Setelah siang, ia pulang membawa ikan sebanyak mungkin, kurang lebih 10 kilogram. Hasil tangkapannya ini akan diolah menjadi ikan asin.
Lalu dikumpulkan lagi ke pengepul dan dibeli dengan harga Rp 25 ribu per kilonya. Setiap hari diungkapkan La Mamma, ia bisa konsisten mendapatkan ikan 10 kilogram hingga 20 kilogram.
Seakan tak meragukan lagi rezeki Illahi, La Mamma tetap percaya diri untuk mengambil ikan di laut yang kala itu melimpah.
Namun, berjalannya waktu La Mamma memilih untuk berhenti saja menjadi nelayan. "Tidak ada mi juga ikan," katanya dalam logat setempat.
Perlahan hasil tangkapannya berkurang, yang dulunya melimpah ruah kini La Mamma sudah bersyukur jika mendapatkan lima ekor ikan.
"Itu hanya untuk di makan saja," tuturnya sambil tertawa getir.
Kepala Dusun II Desa Boedingi, Januda (59), berkeluh hal sama. Januda juga merasakan nasib yang sama.

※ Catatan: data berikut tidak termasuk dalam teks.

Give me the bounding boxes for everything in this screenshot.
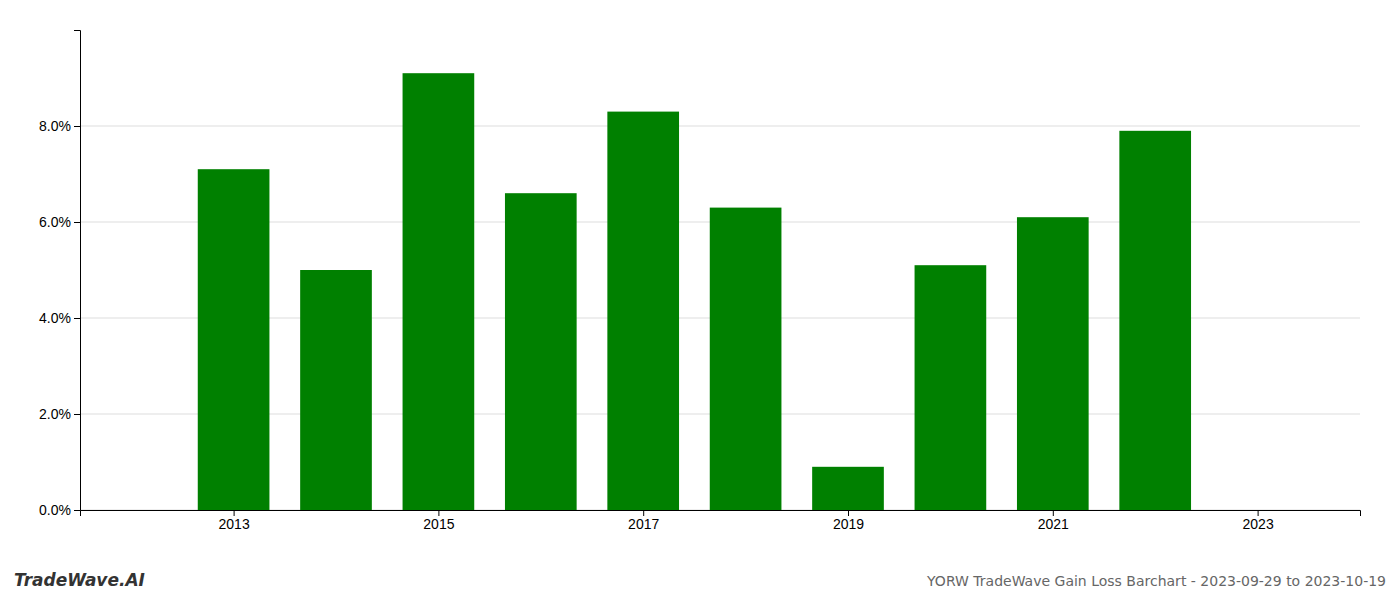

Pria 56 tahun ini, mengungkapkan dulu mencari ikan adalah mata pencaharian utamanya.
Tak ada hari, tanpa pergi melaut dan mengambil ikan untuk dijual lalu disantap lezat oleh keluarganya.
Namun kini, ia berhenti melaut. Karena baginya, modal untuk menjadi nelayan lebih besar ketimbang hasil yang didapatkannya.
"Paling mahal itu bensin dibeli, apalagi kalau sudah keluar jauh dari sini (Desa Boedingi) pasti lebih mahal lagi dan banyak BBM dibeli," jelasnya saat ditemui jurnalis Tribun Sultra Tribun Network.
"Untung kalau pulang dapat banyak ikan, tapi sudah tidak seperti dulu mi lagi," jelasnya.
Lebih baik bagi Januda saat ini untuk tidak menggantungkan nafkahnya dengan menjadi nelayan. Secara tidak langsung, kini ia sudah kehilangan mata pencaharian utamanya sebagai nelayan.
Meski demikian, sesekali untuk mencukupi biaya hidup, sejumlah warga yang menganggur akan menjadi buruh pasir.